BEIJING (Reuters) - U.S. aluminum foil producers have filed petitions with their government accusing Chinese manufacturers of dumping the product in the United States, the first such case since the inauguration of U.S. President Donald Trump.
The move comes a week before Rex Tillerson makes his maiden trip to China as U.S. Secretary of State, amid festering tensions between the world’s top two economies over aluminum and steel trade.
Responding to the move, China’s Commerce Ministry said on Friday that the United States should act with caution.
“China hopes the U.S.-side will not readily resort to using trade rescue measures,” it said.
The U.S Aluminum Association on Thursday filed anti-dumping and countervailing duty petitions charging that unfairly traded Chinese imports of certain kinds of aluminum foil, used to make packaging for everything from crisps to yoghurts, are causing “material injury” to the domestic industry.
It said its latest action was part of the industry’s broad trade strategy to address overcapacity in top producer China. China produces over half the world’s aluminum.
The U.S. Commerce Department has 20 days to decide whether to launch a probe and the U.S. International Trade Commission will reach a preliminary determination within 45 days.
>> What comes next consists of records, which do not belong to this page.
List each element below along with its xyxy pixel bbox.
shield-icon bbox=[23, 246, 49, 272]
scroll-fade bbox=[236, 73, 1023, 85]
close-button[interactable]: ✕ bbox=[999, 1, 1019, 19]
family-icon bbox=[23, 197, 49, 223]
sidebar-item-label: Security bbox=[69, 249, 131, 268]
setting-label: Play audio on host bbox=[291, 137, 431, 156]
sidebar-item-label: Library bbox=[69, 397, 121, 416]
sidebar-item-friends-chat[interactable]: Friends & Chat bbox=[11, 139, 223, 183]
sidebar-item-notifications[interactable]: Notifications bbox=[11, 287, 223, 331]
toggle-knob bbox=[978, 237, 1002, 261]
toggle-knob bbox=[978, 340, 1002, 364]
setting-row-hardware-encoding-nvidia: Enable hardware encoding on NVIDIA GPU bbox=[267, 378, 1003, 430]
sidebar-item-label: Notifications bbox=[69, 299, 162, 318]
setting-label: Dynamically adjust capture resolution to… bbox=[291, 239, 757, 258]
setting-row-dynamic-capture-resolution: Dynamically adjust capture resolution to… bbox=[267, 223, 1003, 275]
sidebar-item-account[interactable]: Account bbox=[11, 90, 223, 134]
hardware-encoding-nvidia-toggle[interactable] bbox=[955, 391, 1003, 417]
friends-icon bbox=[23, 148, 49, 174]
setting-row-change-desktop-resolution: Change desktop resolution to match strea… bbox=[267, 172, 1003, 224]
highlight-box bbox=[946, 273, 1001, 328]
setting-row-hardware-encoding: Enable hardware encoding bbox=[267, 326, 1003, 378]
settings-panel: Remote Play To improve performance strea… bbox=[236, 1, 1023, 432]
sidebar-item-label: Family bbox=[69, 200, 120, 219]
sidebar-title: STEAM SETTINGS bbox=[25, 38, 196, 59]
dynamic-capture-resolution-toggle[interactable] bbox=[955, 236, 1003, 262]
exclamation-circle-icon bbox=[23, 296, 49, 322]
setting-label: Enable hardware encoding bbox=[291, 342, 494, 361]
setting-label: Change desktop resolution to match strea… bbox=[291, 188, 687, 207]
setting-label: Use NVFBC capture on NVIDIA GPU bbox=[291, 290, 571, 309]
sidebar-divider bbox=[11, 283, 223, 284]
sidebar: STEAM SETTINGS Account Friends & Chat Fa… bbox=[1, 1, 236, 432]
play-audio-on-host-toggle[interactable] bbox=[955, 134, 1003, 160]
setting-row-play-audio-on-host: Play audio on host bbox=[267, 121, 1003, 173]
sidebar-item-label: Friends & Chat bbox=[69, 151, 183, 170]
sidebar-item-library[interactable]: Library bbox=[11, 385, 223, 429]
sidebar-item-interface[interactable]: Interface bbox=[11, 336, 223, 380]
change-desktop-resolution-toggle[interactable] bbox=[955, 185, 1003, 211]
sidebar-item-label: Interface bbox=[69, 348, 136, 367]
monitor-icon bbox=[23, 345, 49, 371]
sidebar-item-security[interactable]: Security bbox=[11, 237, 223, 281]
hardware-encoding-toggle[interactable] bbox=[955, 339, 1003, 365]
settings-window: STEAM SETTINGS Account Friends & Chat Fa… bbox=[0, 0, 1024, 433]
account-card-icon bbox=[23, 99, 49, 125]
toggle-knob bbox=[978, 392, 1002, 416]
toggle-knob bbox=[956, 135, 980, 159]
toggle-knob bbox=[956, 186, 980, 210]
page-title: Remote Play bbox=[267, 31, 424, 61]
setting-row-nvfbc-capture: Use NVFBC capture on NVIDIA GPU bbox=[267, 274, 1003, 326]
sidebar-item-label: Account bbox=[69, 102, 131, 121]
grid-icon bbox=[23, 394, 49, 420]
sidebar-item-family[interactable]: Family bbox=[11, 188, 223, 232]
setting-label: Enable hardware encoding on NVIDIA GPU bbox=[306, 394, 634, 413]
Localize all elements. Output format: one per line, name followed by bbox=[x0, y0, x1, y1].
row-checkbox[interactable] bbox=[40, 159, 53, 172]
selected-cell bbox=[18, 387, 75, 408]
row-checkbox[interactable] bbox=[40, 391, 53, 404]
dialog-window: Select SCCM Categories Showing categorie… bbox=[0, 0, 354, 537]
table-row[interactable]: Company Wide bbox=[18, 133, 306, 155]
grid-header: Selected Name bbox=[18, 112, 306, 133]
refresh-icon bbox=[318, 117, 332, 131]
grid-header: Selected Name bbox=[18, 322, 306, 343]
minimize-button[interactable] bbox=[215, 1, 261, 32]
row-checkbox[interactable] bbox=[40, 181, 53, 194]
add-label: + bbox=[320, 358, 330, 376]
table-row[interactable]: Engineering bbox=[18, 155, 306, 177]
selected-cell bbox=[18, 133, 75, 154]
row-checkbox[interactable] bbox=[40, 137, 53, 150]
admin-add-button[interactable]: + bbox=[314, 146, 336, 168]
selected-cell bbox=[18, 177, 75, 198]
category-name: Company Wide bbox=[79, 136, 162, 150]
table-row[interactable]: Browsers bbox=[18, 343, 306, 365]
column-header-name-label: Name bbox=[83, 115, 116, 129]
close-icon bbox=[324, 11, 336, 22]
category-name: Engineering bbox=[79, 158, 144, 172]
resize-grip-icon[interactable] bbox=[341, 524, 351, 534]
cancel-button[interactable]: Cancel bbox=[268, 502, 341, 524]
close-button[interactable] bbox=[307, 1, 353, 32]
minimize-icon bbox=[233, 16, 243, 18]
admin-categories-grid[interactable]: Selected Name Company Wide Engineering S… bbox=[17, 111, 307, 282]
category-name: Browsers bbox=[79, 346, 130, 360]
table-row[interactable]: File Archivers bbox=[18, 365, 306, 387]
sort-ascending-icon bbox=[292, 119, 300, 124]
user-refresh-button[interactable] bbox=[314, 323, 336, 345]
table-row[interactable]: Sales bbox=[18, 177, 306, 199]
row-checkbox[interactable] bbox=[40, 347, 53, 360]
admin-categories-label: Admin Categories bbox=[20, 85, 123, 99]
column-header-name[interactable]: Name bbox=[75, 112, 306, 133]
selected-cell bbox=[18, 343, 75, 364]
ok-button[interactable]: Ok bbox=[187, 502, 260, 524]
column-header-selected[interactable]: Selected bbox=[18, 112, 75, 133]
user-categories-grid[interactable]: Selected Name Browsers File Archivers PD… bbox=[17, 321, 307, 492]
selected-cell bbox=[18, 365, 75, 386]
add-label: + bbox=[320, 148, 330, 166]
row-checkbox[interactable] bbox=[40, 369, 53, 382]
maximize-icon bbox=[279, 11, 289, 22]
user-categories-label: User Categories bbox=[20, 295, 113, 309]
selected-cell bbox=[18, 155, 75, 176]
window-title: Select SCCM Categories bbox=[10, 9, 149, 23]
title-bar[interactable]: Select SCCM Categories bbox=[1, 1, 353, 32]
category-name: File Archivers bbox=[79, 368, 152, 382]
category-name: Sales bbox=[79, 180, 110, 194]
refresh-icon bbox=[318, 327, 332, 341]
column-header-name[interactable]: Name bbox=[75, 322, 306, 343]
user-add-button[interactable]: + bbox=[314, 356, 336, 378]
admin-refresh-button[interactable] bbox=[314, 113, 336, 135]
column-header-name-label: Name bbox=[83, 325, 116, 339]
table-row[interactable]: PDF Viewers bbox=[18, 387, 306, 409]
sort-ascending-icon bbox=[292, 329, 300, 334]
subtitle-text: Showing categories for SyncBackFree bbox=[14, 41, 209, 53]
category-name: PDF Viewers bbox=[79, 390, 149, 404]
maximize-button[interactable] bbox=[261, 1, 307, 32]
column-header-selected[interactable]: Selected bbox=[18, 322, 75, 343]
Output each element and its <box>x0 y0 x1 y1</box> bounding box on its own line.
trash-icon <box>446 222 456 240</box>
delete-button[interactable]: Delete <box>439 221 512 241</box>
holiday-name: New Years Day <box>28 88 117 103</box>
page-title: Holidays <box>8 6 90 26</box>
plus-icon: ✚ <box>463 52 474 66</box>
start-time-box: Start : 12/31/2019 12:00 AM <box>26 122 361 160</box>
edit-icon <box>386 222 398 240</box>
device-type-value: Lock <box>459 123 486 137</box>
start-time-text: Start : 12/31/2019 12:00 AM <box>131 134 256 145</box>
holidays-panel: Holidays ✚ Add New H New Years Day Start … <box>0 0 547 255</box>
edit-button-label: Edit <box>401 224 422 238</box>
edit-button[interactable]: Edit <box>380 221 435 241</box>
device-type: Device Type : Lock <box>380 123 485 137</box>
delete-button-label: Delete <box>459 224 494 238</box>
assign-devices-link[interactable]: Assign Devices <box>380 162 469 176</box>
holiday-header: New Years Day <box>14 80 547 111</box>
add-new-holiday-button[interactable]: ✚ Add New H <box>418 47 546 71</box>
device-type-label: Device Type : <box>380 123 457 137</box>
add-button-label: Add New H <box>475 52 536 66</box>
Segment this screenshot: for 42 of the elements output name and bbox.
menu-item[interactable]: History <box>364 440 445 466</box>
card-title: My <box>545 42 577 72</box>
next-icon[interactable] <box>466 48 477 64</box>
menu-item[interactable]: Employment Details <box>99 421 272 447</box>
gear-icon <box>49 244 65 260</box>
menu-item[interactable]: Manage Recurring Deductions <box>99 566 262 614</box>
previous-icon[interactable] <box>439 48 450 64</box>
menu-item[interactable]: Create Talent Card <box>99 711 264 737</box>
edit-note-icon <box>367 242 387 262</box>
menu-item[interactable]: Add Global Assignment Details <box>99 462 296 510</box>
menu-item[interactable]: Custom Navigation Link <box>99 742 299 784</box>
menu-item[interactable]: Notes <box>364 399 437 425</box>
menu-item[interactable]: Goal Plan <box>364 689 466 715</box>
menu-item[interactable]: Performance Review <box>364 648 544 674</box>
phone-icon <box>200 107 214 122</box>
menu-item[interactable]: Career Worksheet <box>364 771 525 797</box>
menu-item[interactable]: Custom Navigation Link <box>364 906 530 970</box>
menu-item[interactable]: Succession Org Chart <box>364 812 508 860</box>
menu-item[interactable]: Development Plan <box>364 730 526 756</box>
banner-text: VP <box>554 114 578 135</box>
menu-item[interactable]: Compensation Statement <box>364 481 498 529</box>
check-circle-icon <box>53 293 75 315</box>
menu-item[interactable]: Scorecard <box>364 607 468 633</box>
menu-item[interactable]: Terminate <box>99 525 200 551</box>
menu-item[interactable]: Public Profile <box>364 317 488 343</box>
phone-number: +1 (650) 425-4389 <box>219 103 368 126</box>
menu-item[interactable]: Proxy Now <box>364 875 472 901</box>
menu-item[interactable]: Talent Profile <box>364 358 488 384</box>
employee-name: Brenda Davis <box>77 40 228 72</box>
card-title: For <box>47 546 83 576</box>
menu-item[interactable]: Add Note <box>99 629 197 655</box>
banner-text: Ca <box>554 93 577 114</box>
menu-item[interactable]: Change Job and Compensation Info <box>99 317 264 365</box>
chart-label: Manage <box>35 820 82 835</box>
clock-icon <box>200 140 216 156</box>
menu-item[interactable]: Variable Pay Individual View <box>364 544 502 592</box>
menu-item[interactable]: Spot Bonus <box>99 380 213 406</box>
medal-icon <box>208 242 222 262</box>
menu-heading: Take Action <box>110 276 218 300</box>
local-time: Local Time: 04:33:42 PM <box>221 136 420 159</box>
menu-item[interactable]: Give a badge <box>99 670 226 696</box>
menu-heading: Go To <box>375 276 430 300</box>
A final ruling is expected in the first quarter of 2018.
Trump has pledged to reduce U.S. trade deficits with China as a top priority and to impose punitive tariffs on Chinese goods coming into the United States.
“(The move) reflects both the intensive injury being suffered by U.S. aluminum foil producers and also our commitment to ensuring that trade laws are enforced to create a level playing field for domestic producers,” said Heidi Brock, President and Chief Executive of the Aluminum Association.
Top Chinese foil producers Dingsheng Aluminum Group, Xiashun Holdings Ltd, Jiangsu Dingsheng New Energy Materials Co Ltd and SNTO Group were not available for comment.
China exported 1.1 million tonnes of foil last year, up 13 percent from 2015 and more than double levels at the turn of the decade.
The world’s top rolled products maker, Novelis, exited the U.S. commodity foil and wrap business, alongside other smaller companies in recent years, targeting higher-margin markets like automotives.
This is the latest U.S. complaint that China is exporting excess capacity abroad.
Just before leaving office, the Obama administration launched a new complaint against Chinese aluminum subsidies at the World Trade Organization, accusing Beijing of artificially expanding its global market share with cheap state-directed loans and subsidized energy.
Washington increased duties on aluminum extrusions in 2015.